The secretary of defense tried to dispel the mojo that surge was exerting when he said, “The increase in military forces will be phased in. It will not unfold overnight; there will be no D-Day; it won’t look like the Gulf War.” But surge was still embraced in the buzz.
Then signs of consciousness appeared in the American news media, enough to send the president’s press secretary after the press conference corps: “And so — see, Helen’s got her favorite term, it’s ‘escalation’. You’ve got ’surge’. No, surge is not a term I’ve ever used. ” This was an early sign that new contenders might vie to be the word of choice for the military adventure.

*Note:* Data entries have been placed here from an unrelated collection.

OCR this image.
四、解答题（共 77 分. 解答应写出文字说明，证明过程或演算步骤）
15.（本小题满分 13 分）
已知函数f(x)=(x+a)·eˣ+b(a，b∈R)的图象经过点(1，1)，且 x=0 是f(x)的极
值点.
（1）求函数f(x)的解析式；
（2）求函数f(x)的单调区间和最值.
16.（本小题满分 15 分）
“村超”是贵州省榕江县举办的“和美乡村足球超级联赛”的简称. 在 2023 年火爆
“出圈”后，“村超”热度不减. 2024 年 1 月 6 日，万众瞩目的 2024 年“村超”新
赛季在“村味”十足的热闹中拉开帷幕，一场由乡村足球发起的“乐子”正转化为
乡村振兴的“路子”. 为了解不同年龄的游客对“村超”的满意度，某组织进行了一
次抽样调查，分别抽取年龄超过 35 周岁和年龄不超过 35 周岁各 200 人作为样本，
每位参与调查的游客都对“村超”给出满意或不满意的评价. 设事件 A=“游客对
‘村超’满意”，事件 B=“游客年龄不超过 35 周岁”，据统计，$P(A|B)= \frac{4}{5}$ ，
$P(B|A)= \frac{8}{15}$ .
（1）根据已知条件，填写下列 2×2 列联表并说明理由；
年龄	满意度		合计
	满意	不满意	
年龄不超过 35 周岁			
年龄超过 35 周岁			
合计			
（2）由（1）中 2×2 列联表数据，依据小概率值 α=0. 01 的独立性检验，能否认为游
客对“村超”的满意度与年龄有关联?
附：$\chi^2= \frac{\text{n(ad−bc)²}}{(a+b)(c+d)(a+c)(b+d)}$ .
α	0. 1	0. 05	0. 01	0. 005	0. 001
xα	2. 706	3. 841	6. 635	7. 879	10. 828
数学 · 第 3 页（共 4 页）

[Thanks for taking this article from EnglishMojo.com.]
In fact, escalation was one of two words that would go toe to toe the day after the president’s speech. It was then that one Nebraska senator, who is a veteran of the Vietnam war, questioned the secretary of state, who is a doctor of political science.
- THE SENATOR: My question was the escalation of American troops in Iraq.
THE SECRETARY OF STATE: But I think you asked who was supporting it. … And they know that the augmentation of American forces is part of that plan.
Now, as to the question of escalation, I think that I don’t see it, and the president doesn’t see it, as an escalation. What he sees…
THE SENATOR: Putting 22,000 new troops, more troops in, is not an escalation?
THE SECRETARY OF STATE: Well, I think, Senator, escalation is not just a matter of how many numbers you put in. Escalation is also a question of, are you changing the strategic goal of what you’re trying to do? Are you escalating…
THE SENATOR: Would you call it a decrease, and billions of dollars more that you need…
THE SECRETARY OF STATE: I would call it, Senator, an augmentation…
So there “escalation” and “augmentation” come in. Both from the fine upstanding families, escalate and augment. A bit mannered perhaps, both of them 50 cent words used where ten cent words would fit.
Escalate is a relatively new breed, coming from the Roaring Twenties when the moving stairs known as escalators were the rage. It means primarily to increase in intensity, magnitude, etc. It’s an especially powerful word in America, a word with a history since it came to refer to the spiralling growth of the war in Vietnam.
Augment is the older family, formed about 600 years ago. It means primarily to make larger in size, number, strength, or extent. But though it’s older, it has no widespread emotional import. If fact it’s the sort of low-impact word a lawyer, accountant or plastic surgeon would place in front of their clients.
And that’s how surge, escalate and augment came into the public consciousness over a war halfway around the world. How have they done against each other?
A search of the news for the week after the president’s address to the nation showed surge mentioned with Iraq over 20,000 times. Escalate was mentioned in the same sense about 3,400 times. And augment surfaced with Iraq just 37 times.
But war is hell on words, as it is on people. And we’ll have to see how this story turns out.